Дочь графа, жена сенатора, племянница последнего польского короля Станислава Понятовского, Анна Потоцкая (1779–1867) самим своим происхождением была предназначена для роли, которую она так блистательно играла в польском и французском обществе. Красивая, яркая, умная, отважная, она страстно любила свою несчастную родину и, не теряя надежды на ее возрождение, до конца оставалась преданной Наполеону, с которым не только она эти надежды связывала. Свидетельница великих событий – она жила в Варшаве и Париже – графиня Потоцкая описала их с чисто женским вниманием к значимым, хоть и мелким деталям.


Том 10. Жизнь и приключения Мартина Чезлвита

«Мартин Чезлвит» (англ. The Life and Adventures of Martin Chuzzlewit, часто просто Martin Chuzzlewit) — роман Чарльза Диккенса. Выходил отдельными выпусками в 1843—1844 годах. В книге отразились впечатления автора от поездки в США в 1842 году, во многом негативные. Роман посвящен знакомой Диккенса — миллионерше-благотворительнице Анджеле Бердетт-Куттс. На русский язык «Мартин Чезлвит» был переведен в 1844 году и опубликован в журнале «Отечественные записки». В обзоре русской литературы за 1844 год В. Г. Белинский отметил «необыкновенную зрелость таланта автора», назвав «Мартина Чезлвита» «едва ли не лучшим романом даровитого Диккенса» (В.


Избранное

«Избранное» классика венгерской литературы Дежё Костолани (1885—1936) составляют произведения о жизни «маленьких людей», на судьбах которых сказался кризис венгерского общества межвоенного периода.


Избранное

В сборник крупнейшего словацкого писателя-реалиста Иозефа Грегора-Тайовского вошли рассказы 1890–1918 годов о крестьянской жизни, бесправии народа и несправедливости общественного устройства.


Избранное

В однотомник выдающегося венгерского прозаика Л. Надя (1883—1954) входят роман «Ученик», написанный во время войны и опубликованный в 1945 году, — произведение, пронизанное острой социальной критикой и в значительной мере автобиографическое, как и «Дневник из подвала», относящийся к периоду освобождения Венгрии от фашизма, а также лучшие новеллы.


Тарантул

Третья книга трилогии «Тарантул».Осенью 1943 года началось общее наступление Красной Армии на всем протяжении советско-германского фронта.

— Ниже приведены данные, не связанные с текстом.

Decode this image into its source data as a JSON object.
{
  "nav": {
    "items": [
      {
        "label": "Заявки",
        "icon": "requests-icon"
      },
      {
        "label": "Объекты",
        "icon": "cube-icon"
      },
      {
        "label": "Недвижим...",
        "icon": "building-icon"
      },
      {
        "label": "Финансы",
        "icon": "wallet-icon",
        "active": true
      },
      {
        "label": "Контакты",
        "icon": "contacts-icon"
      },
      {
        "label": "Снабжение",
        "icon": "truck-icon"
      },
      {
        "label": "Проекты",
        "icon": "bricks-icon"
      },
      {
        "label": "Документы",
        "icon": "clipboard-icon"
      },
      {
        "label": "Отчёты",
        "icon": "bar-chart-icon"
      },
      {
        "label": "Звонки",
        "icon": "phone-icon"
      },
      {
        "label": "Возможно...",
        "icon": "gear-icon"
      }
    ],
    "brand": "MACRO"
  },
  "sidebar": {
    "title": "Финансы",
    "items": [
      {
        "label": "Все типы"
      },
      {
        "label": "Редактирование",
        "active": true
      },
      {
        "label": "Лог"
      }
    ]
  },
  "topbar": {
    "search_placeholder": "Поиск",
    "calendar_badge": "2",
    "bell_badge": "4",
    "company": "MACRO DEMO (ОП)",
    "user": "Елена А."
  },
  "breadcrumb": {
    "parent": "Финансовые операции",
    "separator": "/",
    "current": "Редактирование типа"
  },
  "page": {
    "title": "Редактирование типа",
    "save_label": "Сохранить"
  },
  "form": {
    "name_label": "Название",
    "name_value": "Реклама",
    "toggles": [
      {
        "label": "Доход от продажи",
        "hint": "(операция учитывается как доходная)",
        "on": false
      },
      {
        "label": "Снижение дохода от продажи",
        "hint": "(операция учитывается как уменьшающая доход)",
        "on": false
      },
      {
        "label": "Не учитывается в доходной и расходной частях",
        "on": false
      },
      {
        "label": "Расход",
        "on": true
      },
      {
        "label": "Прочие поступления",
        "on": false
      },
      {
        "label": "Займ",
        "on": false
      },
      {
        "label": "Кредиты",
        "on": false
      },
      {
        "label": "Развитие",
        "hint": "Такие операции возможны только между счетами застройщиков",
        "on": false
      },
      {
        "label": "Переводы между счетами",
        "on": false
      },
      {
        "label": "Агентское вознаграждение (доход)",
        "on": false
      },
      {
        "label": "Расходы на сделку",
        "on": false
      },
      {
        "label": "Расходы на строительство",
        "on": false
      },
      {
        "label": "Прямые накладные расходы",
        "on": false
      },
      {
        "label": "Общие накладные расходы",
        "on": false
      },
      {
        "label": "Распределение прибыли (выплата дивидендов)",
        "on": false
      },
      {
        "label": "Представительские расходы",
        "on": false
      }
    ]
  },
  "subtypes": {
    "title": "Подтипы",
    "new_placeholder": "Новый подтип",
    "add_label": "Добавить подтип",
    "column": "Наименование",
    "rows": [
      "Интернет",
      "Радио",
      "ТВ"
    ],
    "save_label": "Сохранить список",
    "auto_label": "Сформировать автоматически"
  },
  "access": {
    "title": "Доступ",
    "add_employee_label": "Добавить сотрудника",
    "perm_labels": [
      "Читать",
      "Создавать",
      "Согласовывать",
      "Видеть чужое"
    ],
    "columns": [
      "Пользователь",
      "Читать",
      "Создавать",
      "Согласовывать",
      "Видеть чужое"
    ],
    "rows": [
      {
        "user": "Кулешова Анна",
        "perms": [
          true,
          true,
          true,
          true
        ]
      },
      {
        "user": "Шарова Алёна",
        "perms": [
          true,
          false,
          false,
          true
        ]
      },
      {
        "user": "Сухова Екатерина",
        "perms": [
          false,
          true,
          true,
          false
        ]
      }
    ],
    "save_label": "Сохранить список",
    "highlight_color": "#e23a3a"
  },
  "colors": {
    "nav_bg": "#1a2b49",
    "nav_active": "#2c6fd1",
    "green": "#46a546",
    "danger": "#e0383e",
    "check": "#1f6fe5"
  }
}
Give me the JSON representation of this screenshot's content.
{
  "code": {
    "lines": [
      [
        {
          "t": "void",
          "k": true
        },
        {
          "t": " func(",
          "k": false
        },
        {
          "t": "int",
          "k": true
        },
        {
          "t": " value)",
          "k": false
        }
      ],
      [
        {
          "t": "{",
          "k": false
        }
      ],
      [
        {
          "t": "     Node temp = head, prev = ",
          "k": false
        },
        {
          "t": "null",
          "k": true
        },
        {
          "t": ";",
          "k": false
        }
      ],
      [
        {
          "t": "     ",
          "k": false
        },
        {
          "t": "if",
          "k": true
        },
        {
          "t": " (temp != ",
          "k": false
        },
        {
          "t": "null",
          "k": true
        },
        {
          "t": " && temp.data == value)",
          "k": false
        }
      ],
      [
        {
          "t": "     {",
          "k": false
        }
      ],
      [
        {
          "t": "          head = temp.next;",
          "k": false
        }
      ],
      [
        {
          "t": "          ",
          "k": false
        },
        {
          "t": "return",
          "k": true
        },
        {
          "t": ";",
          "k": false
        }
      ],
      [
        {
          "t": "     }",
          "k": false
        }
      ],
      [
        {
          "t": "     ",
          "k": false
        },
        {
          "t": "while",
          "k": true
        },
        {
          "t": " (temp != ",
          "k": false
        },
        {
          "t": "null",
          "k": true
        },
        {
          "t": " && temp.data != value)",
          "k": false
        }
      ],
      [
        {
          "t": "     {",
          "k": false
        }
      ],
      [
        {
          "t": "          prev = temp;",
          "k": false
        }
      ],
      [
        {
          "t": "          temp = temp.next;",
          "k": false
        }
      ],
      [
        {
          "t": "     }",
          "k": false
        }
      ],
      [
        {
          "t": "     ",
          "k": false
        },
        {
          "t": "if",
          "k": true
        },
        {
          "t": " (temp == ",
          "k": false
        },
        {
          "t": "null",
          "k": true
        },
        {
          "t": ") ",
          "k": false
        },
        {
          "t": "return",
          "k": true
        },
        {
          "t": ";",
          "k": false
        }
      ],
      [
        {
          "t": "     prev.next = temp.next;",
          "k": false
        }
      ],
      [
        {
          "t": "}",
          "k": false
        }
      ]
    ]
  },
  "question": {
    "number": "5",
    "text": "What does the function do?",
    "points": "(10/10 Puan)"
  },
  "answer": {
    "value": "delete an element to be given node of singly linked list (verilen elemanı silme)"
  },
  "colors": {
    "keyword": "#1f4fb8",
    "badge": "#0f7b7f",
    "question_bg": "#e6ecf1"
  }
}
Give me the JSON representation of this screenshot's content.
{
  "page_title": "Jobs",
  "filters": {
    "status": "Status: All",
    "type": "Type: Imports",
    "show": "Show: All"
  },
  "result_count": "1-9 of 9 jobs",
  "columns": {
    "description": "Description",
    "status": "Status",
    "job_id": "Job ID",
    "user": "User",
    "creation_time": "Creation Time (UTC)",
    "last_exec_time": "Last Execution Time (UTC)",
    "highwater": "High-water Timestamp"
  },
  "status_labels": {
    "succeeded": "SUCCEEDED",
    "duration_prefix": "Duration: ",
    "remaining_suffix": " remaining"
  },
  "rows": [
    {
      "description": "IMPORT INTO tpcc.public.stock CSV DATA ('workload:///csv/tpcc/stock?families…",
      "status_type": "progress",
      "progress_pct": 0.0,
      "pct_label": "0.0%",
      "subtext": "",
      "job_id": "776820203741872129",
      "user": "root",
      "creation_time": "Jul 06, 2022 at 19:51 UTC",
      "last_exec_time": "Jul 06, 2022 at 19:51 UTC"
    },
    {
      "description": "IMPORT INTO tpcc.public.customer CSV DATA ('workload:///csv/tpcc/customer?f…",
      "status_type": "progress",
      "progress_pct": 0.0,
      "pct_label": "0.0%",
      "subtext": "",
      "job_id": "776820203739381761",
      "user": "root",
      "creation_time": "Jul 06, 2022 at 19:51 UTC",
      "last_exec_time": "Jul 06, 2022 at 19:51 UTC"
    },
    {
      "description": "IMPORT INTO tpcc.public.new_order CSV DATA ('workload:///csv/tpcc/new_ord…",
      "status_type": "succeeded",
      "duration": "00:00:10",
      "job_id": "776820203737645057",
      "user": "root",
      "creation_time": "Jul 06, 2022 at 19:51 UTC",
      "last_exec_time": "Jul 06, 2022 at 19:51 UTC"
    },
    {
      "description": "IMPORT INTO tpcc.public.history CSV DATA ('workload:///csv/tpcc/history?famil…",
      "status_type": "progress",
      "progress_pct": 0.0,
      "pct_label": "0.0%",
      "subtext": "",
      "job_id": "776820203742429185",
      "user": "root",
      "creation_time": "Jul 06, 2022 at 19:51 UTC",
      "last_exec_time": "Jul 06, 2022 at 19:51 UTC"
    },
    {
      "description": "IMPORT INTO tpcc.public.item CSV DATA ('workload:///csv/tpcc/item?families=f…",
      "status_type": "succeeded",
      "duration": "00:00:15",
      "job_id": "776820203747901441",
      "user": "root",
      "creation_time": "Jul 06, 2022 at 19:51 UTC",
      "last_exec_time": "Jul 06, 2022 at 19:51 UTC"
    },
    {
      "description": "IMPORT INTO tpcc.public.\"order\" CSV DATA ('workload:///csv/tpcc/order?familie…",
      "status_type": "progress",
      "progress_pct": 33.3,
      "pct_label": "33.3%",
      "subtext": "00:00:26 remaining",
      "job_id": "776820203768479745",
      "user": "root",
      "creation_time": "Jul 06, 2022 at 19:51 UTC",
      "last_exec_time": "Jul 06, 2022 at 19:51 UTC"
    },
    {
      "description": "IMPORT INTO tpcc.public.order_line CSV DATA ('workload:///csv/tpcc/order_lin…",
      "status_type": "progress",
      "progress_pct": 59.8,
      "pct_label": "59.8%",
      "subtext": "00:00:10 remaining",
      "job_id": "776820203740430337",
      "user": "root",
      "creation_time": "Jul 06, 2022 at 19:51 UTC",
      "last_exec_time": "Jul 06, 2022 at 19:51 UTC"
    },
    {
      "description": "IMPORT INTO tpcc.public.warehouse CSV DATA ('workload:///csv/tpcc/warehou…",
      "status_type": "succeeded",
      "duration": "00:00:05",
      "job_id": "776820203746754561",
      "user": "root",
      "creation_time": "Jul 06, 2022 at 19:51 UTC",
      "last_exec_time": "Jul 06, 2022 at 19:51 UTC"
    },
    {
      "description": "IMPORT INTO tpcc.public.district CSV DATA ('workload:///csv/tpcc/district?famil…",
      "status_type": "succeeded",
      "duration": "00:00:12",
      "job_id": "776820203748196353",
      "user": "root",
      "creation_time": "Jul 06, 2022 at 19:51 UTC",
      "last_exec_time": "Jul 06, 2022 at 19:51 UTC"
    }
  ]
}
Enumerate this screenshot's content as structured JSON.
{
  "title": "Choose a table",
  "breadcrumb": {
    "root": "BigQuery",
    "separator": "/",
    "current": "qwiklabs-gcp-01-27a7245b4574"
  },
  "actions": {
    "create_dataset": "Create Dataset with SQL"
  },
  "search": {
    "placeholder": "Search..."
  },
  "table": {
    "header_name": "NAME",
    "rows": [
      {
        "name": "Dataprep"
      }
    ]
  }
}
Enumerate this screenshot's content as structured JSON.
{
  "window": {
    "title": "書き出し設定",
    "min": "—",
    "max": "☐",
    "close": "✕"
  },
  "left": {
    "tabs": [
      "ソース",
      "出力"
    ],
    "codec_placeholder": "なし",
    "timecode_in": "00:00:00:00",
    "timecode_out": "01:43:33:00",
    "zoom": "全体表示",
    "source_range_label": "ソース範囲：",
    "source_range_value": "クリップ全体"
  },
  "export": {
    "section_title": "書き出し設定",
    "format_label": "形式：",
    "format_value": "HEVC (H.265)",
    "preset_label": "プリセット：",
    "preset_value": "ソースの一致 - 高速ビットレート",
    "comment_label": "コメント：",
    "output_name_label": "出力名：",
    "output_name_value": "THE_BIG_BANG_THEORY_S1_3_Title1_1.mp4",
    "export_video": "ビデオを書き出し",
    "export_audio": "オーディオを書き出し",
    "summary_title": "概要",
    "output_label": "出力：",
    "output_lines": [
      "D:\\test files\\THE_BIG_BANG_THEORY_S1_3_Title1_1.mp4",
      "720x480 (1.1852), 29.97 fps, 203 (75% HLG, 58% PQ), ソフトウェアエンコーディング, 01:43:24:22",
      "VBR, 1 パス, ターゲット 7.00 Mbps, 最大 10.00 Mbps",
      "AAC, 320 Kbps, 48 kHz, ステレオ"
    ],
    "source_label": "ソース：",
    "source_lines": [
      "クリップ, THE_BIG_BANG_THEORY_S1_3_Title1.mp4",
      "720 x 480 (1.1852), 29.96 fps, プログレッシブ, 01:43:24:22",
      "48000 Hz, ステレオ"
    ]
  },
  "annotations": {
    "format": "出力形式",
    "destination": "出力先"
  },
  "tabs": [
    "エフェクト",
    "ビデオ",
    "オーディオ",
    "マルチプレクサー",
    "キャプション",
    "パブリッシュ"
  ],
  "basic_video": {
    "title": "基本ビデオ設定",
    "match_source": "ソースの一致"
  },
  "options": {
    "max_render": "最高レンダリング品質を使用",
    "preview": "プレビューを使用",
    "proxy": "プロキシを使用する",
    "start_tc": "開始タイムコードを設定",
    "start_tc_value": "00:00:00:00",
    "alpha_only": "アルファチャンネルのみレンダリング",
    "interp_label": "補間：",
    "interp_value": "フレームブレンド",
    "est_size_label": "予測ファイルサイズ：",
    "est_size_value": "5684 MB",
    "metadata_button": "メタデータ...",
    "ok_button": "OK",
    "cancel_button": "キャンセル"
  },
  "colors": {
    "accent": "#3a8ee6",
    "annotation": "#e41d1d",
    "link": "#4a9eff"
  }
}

Фашисты терпели поражение за поражением и чувствовали, что Ленинград окреп и готовится к решающему сражению. Информация о скором приезде в осажденный город опасного шпиона Тарантула потребовала от советской контрразведки разработки серьезной и рискованной операции, участниками которой стали ребята, знакомые читателям по первым двум повестям трилогии – «Зеленые цепочки» и «Тайная схватка».Для среднего школьного возраста.


Исторические повести

Книгу составили известные исторические повести о преобразовательной деятельности царя Петра Первого и о жизни великого русского полководца А. В. Суворова.


Зимний дуб

Молодая сельская учительница Анна Васильевна, возмущенная постоянными опозданиями ученика, решила поговорить с его родителями. Вместе с мальчиком она пошла самой короткой дорогой, через лес, да задержалась около зимнего дуба…Для среднего школьного возраста.


А зори здесь тихие… Повесть

Лирическая повесть о героизме советских девушек на фронте время Великой Отечественной воины. Художник Пинкисевич Петр Наумович.